À quelques jours des élections municipales de 2026, Strasbourg vit au rythme des tables rondes, des rencontres de quartier et des échanges entre candidats et habitants. Du Neudorf à Hautepierre, de Koenigshoffen à la Meinau, les listes en lice multiplient les formats participatifs pour aller à la rencontre des Strasbourgeois. Partout, sauf à l’Elsau.
Le quartier, situé au sud-ouest de Strasbourg, n’a bénéficié d’aucun événement de ce type. Aucune table ronde, aucune réunion publique, aucune rencontre organisée entre candidats — ou leurs colistiers — et les habitants. Un silence qui interroge, d’autant plus qu’il tranche avec le discours tenu sur les listes elles-mêmes.
L’abandon dénoncé… par ceux qui n’y viennent pas
Le paradoxe est saisissant. Plusieurs colistiers, toutes listes confondues, n’hésitent pas à mettre en avant l’abandon de l’Elsau dans leur communication de campagne.
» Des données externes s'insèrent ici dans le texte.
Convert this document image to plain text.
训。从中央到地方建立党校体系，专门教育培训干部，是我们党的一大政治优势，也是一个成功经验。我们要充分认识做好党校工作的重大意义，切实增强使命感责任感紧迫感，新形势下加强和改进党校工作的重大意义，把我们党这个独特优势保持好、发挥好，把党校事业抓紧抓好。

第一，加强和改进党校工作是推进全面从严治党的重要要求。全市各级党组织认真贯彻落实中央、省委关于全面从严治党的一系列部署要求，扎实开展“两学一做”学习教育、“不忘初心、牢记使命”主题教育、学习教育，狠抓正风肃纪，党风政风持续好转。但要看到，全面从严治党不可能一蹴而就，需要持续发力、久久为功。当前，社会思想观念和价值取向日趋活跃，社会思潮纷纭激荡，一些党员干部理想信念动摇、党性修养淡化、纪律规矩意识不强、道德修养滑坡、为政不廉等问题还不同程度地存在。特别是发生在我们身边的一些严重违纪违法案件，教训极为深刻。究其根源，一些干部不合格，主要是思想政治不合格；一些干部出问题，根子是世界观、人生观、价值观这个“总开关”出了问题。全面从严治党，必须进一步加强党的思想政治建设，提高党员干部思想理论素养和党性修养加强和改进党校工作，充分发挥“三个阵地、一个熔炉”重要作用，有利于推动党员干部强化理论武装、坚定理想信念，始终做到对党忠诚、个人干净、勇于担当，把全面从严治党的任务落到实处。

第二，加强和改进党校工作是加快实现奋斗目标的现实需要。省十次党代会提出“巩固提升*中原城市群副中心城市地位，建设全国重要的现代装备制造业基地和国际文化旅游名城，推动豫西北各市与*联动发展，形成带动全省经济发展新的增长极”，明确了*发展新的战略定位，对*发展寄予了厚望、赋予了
Le quartier est cité, pointé, instrumentalisé parfois… On parle de l’Elsau mais on ne vient pas à l’Elsau.
Pour les habitants qui suivent la campagne, le message est difficile à entendre : leur quartier mérite d’être mentionné comme symbole de négligence municipale, mais pas suffisamment pour y tenir une réunion.

La fermeture du centre socio-culturel : un vide qui pèse
Dans les autres quartiers strasbourgeois, ce sont généralement les centres sociaux et culturels qui ont joué le rôle de facilitateurs : organiser les rencontres, mobiliser les habitants, offrir un espace neutre au dialogue citoyen. Ce tissu associatif de proximité a fonctionné. À l’Elsau, il est en panne.
La fermeture du centre socio-culturel du quartier laisse un vide structurel que personne ne semble avoir anticipé — ni les candidats, ni les institutions. Résultat : aucune infrastructure, aucun relais, aucun événement. Une incompréhension totale pour ceux qui espéraient, a minima, être entendus le temps d’une campagne.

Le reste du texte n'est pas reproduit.